California is the only state that offers pre-filled tax returns, but other states are thinking about the idea. And so is President Obama. In fact, Obama's leading economic advisor Austan Goolsbee came up with a federal version of the ReadyReturn. President Obama wants to adopt what they call "Simple Return." It's aimed at 40 percent of Americans who file straightforward federal returns -- that's about 53 million people. Goolsbee estimates that would save taxpayers 225 million hours of time, and $2 billion a year in tax-preparer fees and tax preparation software.

The Computer and Communications Industry Association hates the idea. The trade group includes tax preparation software companies like Turbo Tax maker Intuit.

President Ed Black says taxpayers should hate it too.

Ed Black: The incentives are clearly there for the government to maximize revenue, and for the private sector to maximize taxpayer awareness of the benefits and credits that are available to them.

And there's a logistical problem. Last year, the IRS said the Simple Return isn't feasible, because employers don't send the feds W-2 data early enough in the year. But that could be changed, if the political will existed.
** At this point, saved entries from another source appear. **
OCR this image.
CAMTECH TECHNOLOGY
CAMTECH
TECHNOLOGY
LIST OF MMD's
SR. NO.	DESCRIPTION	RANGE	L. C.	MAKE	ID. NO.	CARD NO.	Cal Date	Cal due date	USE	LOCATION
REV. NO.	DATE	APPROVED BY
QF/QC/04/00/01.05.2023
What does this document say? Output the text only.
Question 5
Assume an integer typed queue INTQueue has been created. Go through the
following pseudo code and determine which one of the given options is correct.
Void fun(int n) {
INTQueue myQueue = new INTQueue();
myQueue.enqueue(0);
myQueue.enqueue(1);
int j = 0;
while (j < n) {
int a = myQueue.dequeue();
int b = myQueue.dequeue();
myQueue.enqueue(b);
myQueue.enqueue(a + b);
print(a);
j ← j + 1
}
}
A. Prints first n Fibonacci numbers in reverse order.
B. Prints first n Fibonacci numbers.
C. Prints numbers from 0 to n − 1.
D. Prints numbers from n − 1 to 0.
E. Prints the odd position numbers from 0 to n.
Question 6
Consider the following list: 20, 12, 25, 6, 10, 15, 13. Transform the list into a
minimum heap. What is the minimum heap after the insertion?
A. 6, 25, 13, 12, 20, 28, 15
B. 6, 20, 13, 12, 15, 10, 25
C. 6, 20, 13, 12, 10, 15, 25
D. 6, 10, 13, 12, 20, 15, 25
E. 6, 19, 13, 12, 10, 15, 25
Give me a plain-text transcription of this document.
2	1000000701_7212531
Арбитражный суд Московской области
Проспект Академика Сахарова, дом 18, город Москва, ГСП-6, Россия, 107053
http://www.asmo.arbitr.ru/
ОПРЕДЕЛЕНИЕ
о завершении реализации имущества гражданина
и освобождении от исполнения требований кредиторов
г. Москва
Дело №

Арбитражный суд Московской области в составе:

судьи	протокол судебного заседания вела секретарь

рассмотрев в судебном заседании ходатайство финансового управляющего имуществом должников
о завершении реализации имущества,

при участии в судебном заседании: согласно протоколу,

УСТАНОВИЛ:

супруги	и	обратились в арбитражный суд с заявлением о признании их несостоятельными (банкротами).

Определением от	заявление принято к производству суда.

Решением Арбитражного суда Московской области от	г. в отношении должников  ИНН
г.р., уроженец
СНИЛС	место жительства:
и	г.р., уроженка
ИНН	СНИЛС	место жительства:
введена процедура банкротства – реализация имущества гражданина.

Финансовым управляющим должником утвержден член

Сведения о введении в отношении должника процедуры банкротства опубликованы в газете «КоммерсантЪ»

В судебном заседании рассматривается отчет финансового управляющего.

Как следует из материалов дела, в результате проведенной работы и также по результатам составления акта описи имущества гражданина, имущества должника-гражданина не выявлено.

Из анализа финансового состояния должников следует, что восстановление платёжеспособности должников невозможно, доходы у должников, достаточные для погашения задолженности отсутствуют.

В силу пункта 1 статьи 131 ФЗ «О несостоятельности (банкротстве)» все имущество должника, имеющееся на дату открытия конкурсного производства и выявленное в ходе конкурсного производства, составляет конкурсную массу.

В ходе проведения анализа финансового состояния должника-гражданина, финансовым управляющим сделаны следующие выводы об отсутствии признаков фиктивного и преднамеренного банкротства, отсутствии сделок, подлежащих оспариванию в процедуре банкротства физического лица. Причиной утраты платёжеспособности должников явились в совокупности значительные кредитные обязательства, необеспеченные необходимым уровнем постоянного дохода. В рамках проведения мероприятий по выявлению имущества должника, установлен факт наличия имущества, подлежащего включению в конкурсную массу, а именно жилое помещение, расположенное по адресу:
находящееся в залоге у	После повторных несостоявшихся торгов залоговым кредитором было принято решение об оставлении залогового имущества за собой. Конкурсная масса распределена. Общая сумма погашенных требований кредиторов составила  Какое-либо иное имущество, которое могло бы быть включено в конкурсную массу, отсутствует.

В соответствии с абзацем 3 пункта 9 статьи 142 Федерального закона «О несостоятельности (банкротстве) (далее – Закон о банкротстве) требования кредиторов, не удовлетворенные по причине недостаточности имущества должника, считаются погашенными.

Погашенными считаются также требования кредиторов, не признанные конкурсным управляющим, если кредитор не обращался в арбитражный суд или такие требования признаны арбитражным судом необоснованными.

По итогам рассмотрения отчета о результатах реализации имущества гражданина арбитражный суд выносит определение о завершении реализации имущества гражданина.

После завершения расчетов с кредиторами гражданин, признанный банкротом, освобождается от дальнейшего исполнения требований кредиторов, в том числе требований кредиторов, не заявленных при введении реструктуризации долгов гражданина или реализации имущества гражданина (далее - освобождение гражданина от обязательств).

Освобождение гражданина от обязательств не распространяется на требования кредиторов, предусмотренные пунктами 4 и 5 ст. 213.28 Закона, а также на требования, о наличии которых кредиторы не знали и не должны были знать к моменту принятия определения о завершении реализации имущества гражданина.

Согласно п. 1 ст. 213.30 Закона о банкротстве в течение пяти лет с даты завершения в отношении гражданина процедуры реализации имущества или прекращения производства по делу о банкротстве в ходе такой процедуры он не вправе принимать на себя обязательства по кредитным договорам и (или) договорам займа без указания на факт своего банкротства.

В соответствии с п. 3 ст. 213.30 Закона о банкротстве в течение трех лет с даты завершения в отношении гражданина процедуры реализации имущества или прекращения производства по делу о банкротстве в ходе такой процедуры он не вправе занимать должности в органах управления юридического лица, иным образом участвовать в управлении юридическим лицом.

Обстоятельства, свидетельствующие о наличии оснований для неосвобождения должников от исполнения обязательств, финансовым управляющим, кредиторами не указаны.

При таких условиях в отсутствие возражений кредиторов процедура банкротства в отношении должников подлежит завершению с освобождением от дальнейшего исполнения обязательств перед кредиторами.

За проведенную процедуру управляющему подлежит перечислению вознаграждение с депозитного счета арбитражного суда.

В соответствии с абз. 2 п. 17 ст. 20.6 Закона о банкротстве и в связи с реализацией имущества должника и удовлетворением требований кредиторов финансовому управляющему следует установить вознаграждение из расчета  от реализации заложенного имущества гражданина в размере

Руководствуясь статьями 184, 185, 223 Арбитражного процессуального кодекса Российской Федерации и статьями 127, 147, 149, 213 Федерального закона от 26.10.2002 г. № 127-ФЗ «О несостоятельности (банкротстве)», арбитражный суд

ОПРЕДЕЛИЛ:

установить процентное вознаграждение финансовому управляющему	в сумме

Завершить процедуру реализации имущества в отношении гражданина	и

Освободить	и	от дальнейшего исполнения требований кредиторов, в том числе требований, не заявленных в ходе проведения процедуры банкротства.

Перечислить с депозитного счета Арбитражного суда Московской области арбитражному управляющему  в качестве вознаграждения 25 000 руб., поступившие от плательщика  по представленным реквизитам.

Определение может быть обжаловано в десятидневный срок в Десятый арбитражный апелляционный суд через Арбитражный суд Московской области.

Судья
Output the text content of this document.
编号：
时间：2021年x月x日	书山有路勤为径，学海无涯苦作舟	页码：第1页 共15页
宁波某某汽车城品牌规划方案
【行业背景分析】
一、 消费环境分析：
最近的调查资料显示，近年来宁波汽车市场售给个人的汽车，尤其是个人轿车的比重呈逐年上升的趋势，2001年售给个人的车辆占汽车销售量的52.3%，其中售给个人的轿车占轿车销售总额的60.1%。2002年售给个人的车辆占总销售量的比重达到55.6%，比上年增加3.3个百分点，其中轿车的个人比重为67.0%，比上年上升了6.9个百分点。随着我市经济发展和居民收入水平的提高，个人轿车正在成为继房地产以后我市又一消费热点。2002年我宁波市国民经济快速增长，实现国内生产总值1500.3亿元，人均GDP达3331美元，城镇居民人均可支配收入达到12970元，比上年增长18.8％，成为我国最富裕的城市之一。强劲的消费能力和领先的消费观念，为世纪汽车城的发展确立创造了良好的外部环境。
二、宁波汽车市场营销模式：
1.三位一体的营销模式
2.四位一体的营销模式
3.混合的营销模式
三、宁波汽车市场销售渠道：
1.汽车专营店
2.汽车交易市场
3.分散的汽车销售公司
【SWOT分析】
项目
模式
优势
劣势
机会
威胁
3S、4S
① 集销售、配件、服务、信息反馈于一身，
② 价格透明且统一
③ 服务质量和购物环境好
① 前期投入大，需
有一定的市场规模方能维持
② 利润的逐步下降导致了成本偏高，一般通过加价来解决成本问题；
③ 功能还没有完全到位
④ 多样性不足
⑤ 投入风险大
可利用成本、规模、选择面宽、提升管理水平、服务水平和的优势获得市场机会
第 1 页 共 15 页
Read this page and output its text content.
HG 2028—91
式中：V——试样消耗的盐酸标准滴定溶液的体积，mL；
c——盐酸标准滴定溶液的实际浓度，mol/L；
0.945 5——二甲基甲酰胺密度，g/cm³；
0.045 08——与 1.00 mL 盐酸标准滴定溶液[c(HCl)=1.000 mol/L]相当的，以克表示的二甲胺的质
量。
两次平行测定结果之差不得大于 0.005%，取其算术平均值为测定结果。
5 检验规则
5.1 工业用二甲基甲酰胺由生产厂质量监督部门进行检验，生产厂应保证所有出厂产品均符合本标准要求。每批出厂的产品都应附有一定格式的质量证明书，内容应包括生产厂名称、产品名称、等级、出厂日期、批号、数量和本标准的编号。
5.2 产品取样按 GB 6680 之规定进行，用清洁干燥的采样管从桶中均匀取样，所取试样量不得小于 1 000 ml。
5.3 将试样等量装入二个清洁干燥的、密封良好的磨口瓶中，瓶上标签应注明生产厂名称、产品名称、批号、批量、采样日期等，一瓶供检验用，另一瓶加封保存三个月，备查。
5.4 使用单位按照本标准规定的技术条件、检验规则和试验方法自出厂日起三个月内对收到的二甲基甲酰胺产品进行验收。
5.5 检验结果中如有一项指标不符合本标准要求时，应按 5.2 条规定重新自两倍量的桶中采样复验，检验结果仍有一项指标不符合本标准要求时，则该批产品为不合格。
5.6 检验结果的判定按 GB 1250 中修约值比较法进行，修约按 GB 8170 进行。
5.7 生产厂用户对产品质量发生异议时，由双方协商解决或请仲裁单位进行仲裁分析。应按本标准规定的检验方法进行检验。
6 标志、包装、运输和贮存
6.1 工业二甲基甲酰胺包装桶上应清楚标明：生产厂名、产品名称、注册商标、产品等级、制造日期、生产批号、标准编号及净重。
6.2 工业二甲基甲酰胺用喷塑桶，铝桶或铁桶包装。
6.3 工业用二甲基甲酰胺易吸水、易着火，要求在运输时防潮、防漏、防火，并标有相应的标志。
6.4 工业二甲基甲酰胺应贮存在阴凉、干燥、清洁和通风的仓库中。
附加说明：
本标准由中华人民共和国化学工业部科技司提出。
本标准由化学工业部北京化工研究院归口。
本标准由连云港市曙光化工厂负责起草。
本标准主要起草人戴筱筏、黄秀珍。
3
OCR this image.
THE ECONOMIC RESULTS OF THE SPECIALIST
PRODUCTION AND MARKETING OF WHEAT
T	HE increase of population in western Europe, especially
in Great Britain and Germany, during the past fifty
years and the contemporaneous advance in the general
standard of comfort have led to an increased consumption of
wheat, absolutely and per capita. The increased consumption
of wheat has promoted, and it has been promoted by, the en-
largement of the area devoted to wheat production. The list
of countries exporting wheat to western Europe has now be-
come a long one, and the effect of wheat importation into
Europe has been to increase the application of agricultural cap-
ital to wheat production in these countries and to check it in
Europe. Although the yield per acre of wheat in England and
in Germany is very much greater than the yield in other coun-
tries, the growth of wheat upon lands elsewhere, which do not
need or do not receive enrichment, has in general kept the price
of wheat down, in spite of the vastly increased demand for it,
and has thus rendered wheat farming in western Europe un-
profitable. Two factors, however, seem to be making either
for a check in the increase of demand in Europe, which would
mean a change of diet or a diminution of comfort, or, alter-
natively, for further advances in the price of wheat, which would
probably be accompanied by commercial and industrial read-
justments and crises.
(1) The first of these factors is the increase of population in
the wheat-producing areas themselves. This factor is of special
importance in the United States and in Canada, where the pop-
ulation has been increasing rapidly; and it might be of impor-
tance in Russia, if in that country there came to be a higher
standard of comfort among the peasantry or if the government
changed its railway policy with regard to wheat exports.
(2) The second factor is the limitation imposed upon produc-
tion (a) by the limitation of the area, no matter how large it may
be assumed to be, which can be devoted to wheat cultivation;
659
Sacramento taxpayers Briget Bagney, Raj Bal Singh and Barbara Fontaine say bring it on.

Briget Bagney: I would actually welcome any simplification of the process, 'cause there's really no way of getting out of it, one way or another.

Raj Bal Singh: That is good, and I'm going to do it, if they allow me to do it.

Barbara Fontaine: Yes, I'm ready! I'm ready. I need all the help I can get.

President's Obama's Economic Recovery Advisory Board plans to consider return-free tax filing along with a bunch of other proposals to simplify the U.S. tax code later this year. That means for now, everyone's stuck with filling out the federal forms, even here in California.

I'm Julie Small for Marketplace Money.